CITL Tech Varsity, a leading institute for assisting academicians M.Tech / MS/ B.Tech / BE (EC, EEE, ETC, CS, IS, DCN, Power Electronics, Communication)/ MCA and BCA students in various Domains & Technologies from past several years.
Embedded, Robotics, Quadcopter (Flying Robot), Biomedical, Biometric, Automotive, VLSI, Wireless (GSM,GPS, GPRS, RFID, Bluetooth, Zigbee), Embedded Android.

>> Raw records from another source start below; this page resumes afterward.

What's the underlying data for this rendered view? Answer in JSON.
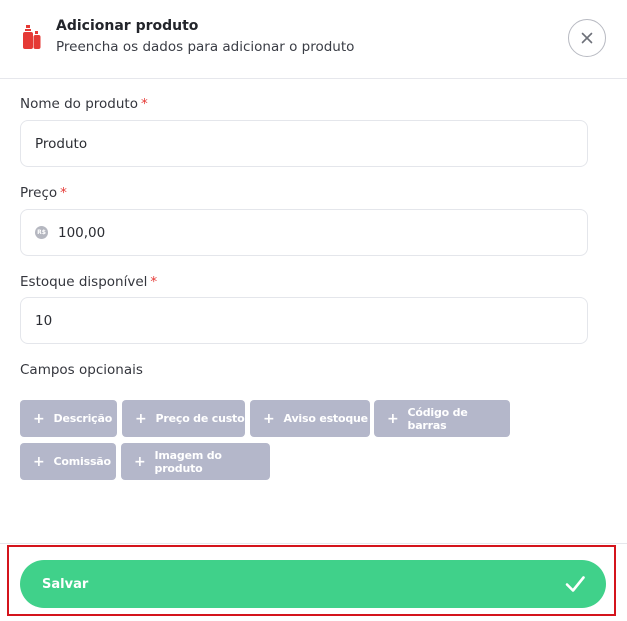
{
  "header": {
    "title": "Adicionar produto",
    "subtitle": "Preencha os dados para adicionar o produto",
    "icon": "product-bottles-icon",
    "close_icon": "close-icon"
  },
  "form": {
    "name": {
      "label": "Nome do produto",
      "required_mark": "*",
      "value": "Produto"
    },
    "price": {
      "label": "Preço",
      "required_mark": "*",
      "currency_symbol": "R$",
      "value": "100,00"
    },
    "stock": {
      "label": "Estoque disponível",
      "required_mark": "*",
      "value": "10"
    }
  },
  "optional": {
    "title": "Campos opcionais",
    "chips": [
      {
        "label": "Descrição"
      },
      {
        "label": "Preço de custo"
      },
      {
        "label": "Aviso estoque"
      },
      {
        "label": "Código de barras"
      },
      {
        "label": "Comissão"
      },
      {
        "label": "Imagem do produto"
      }
    ],
    "plus_glyph": "+"
  },
  "footer": {
    "save_label": "Salvar",
    "save_icon": "check-icon"
  },
  "colors": {
    "accent_green": "#40d18a",
    "chip_bg": "#b4b7ca",
    "required_red": "#e53935",
    "highlight_red": "#d4141c",
    "icon_red": "#e53935"
  }
}
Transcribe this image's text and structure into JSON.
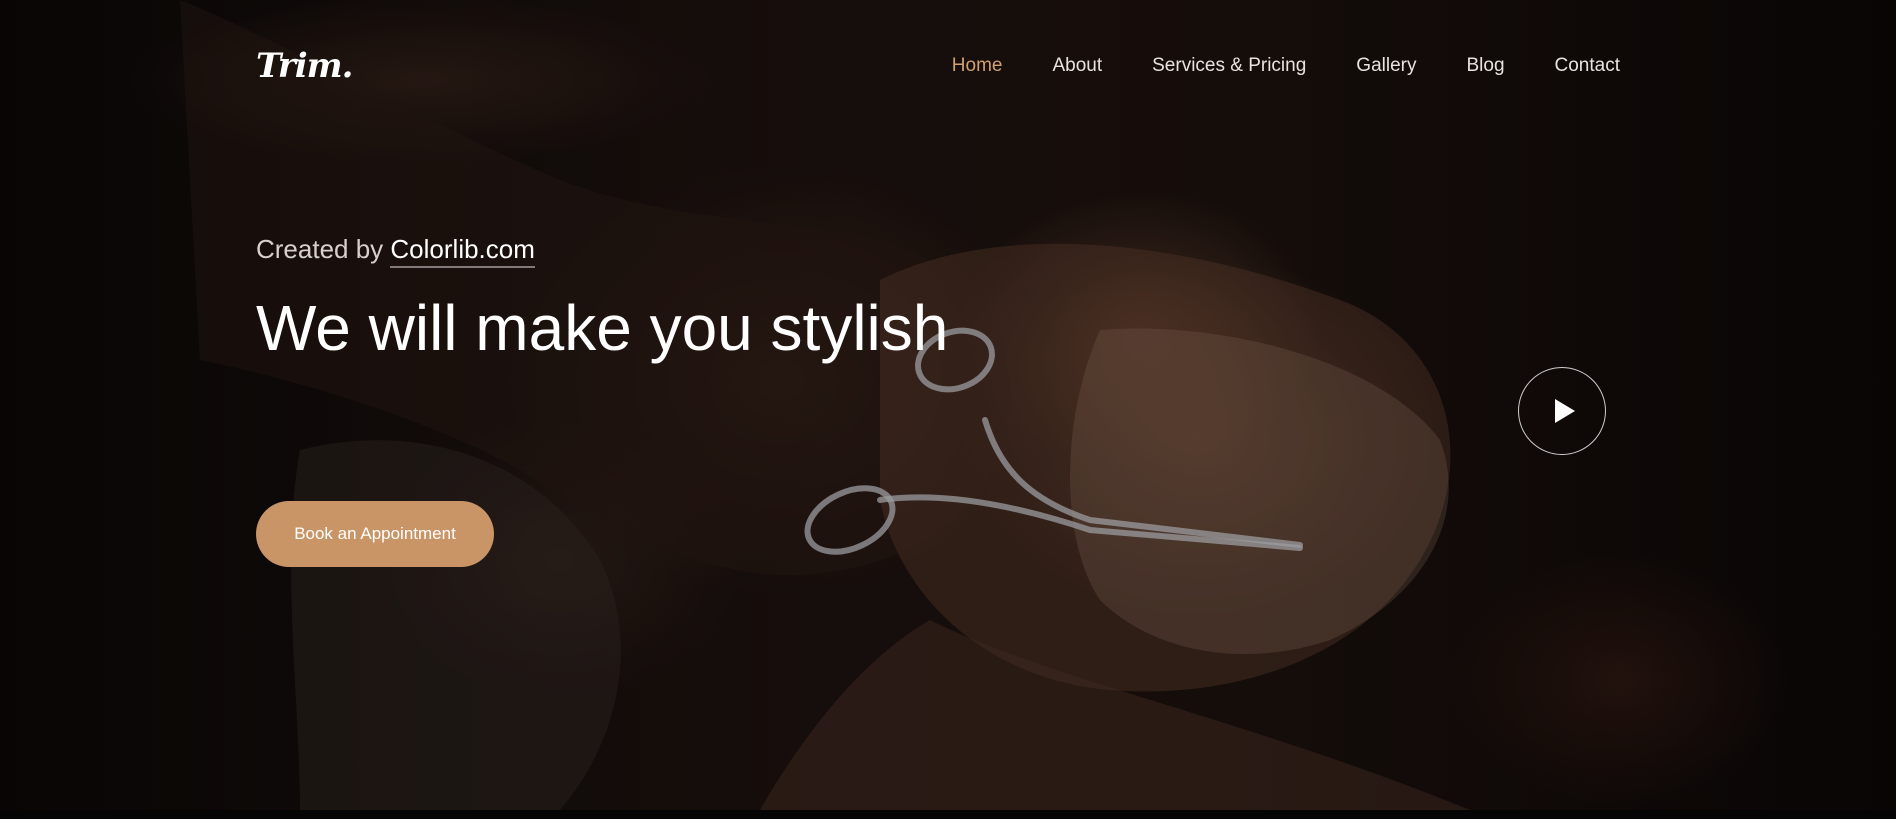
{
  "brand": {
    "logo_text": "Trim."
  },
  "nav": {
    "items": [
      {
        "label": "Home",
        "active": true
      },
      {
        "label": "About",
        "active": false
      },
      {
        "label": "Services & Pricing",
        "active": false
      },
      {
        "label": "Gallery",
        "active": false
      },
      {
        "label": "Blog",
        "active": false
      },
      {
        "label": "Contact",
        "active": false
      }
    ]
  },
  "hero": {
    "credit_prefix": "Created by ",
    "credit_link": "Colorlib.com",
    "headline": "We will make you stylish",
    "cta_label": "Book an Appointment",
    "play_icon": "play-icon",
    "background_image": "barber trimming a bearded man's mustache with scissors"
  },
  "colors": {
    "accent": "#d2a06e",
    "button": "#c99566",
    "text": "#ffffff",
    "background": "#140d0b"
  }
}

Cloud Computing, Mobile Computing, Wireless Sensor Network, Network Security, Networking, Wireless Network, Data Mining, Web mining, Data Engineering, Cyber Crime, Android for application development.

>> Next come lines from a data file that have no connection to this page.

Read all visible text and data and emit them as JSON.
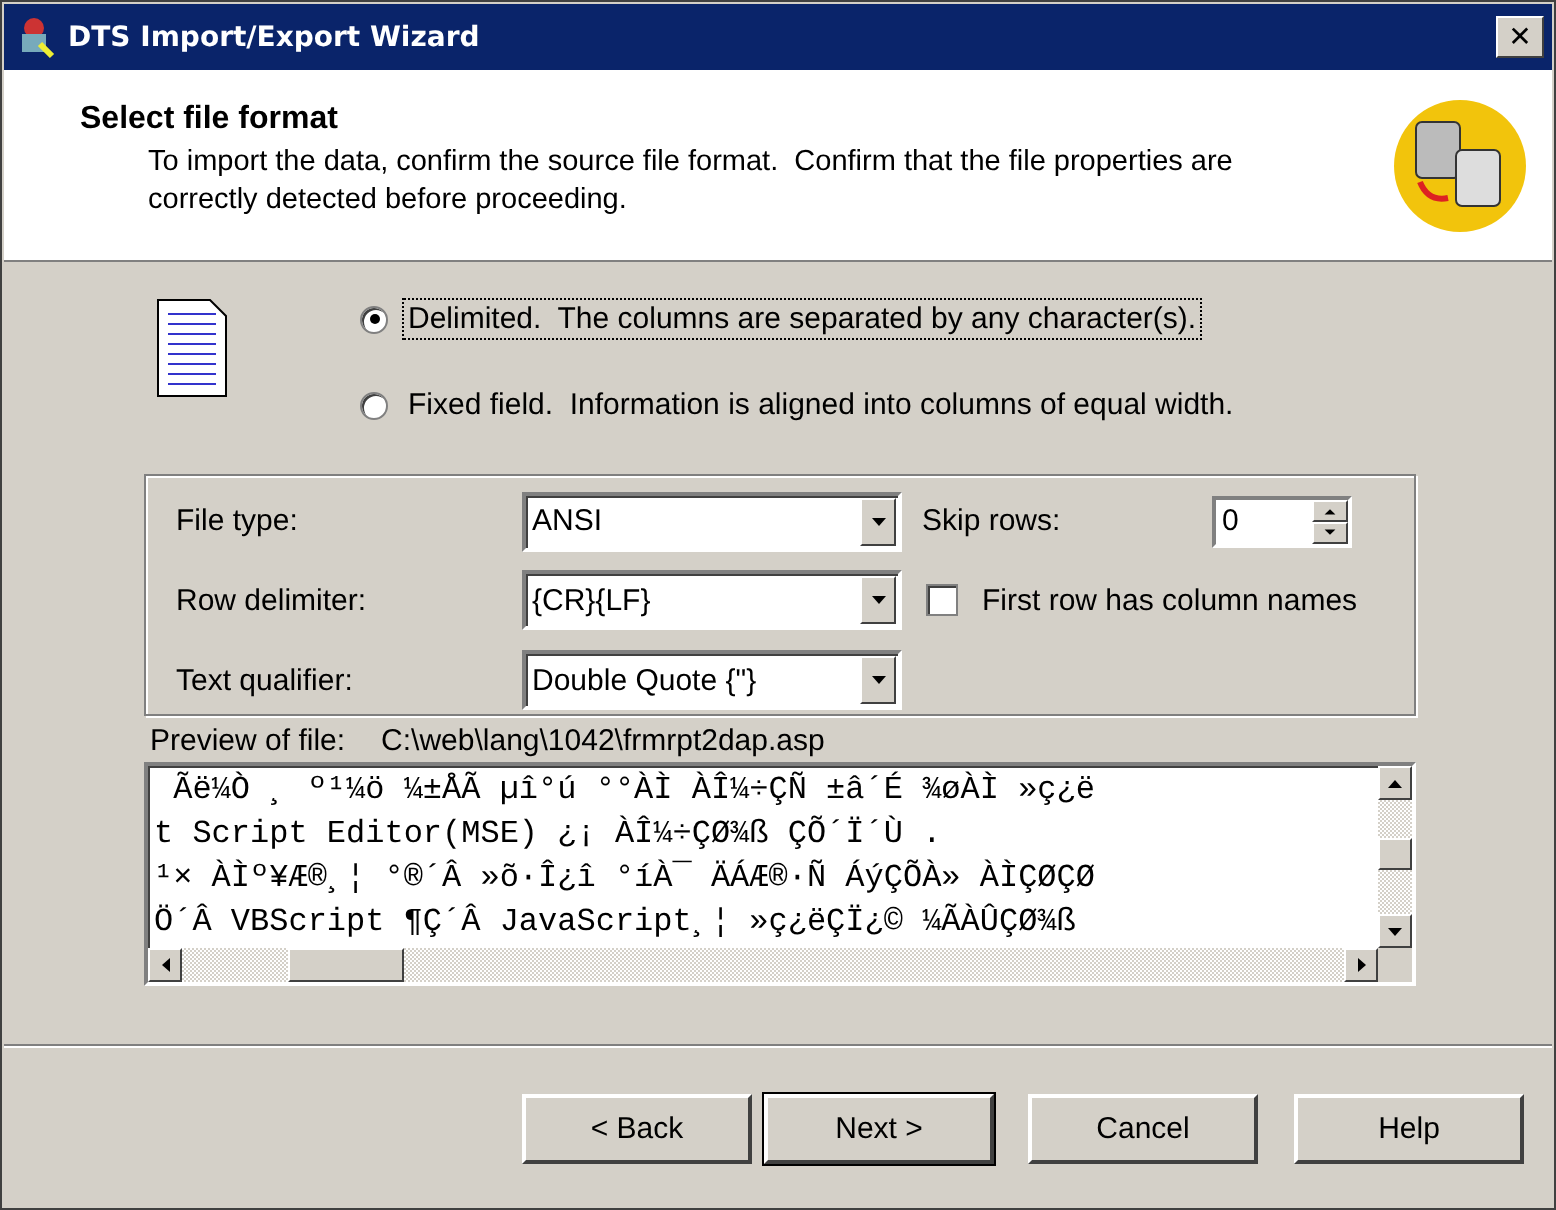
{
  "window": {
    "title": "DTS Import/Export Wizard",
    "close": "✕"
  },
  "header": {
    "title": "Select file format",
    "description": "To import the data, confirm the source file format.  Confirm that the file properties are correctly detected before proceeding."
  },
  "format_options": [
    {
      "label": "Delimited.  The columns are separated by any character(s).",
      "selected": true
    },
    {
      "label": "Fixed field.  Information is aligned into columns of equal width.",
      "selected": false
    }
  ],
  "properties": {
    "file_type": {
      "label": "File type:",
      "value": "ANSI"
    },
    "row_delimiter": {
      "label": "Row delimiter:",
      "value": "{CR}{LF}"
    },
    "text_qualifier": {
      "label": "Text qualifier:",
      "value": "Double Quote {\"}"
    },
    "skip_rows": {
      "label": "Skip rows:",
      "value": "0"
    },
    "first_row_names": {
      "label": "First row has column names",
      "checked": false
    }
  },
  "preview": {
    "label": "Preview of file:",
    "path": "C:\\web\\lang\\1042\\frmrpt2dap.asp",
    "lines": [
      " Ãë¼Ò ¸ º¹¼ö ¼±ÅÃ µî°ú °°ÀÌ ÀÎ¼÷ÇÑ ±â´É ¾øÀÌ »ç¿ë",
      "t Script Editor(MSE) ¿¡ ÀÎ¼÷ÇØ¾ß ÇÕ´Ï´Ù .",
      "¹× ÀÌº¥Æ®¸¦ °®´Â »õ·Î¿î °íÀ¯ ÄÁÆ®·Ñ ÁýÇÕÀ» ÀÌÇØÇØ",
      "Ö´Â VBScript ¶Ç´Â JavaScript¸¦ »ç¿ëÇÏ¿© ¼ÃÀÛÇØ¾ß"
    ]
  },
  "buttons": [
    {
      "label": "< Back",
      "default": false
    },
    {
      "label": "Next >",
      "default": true
    },
    {
      "label": "Cancel",
      "default": false
    },
    {
      "label": "Help",
      "default": false
    }
  ]
}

Image Processing, Power Electronics, Power Systems, Communication, Biomedical, Geo Science & Remote Sensing, Digital Signal processing, Vanets, Wireless Sensor network, Mobile ad-hoc networks
Embedded (8051, PIC, ARM7, ARM9, Embd C), VLSI (Verilog, VHDL, Xilinx), Embedded Android
JAVA / J2EE, XML, PHP, SOA, Dotnet, Java Android.
Matlab,Simulink and NS2
1. Train you on the technology as per the project requirement
2. IEEE paper explanation, Flow of the project, System Design.
3. Algorithm implementation & Explanation.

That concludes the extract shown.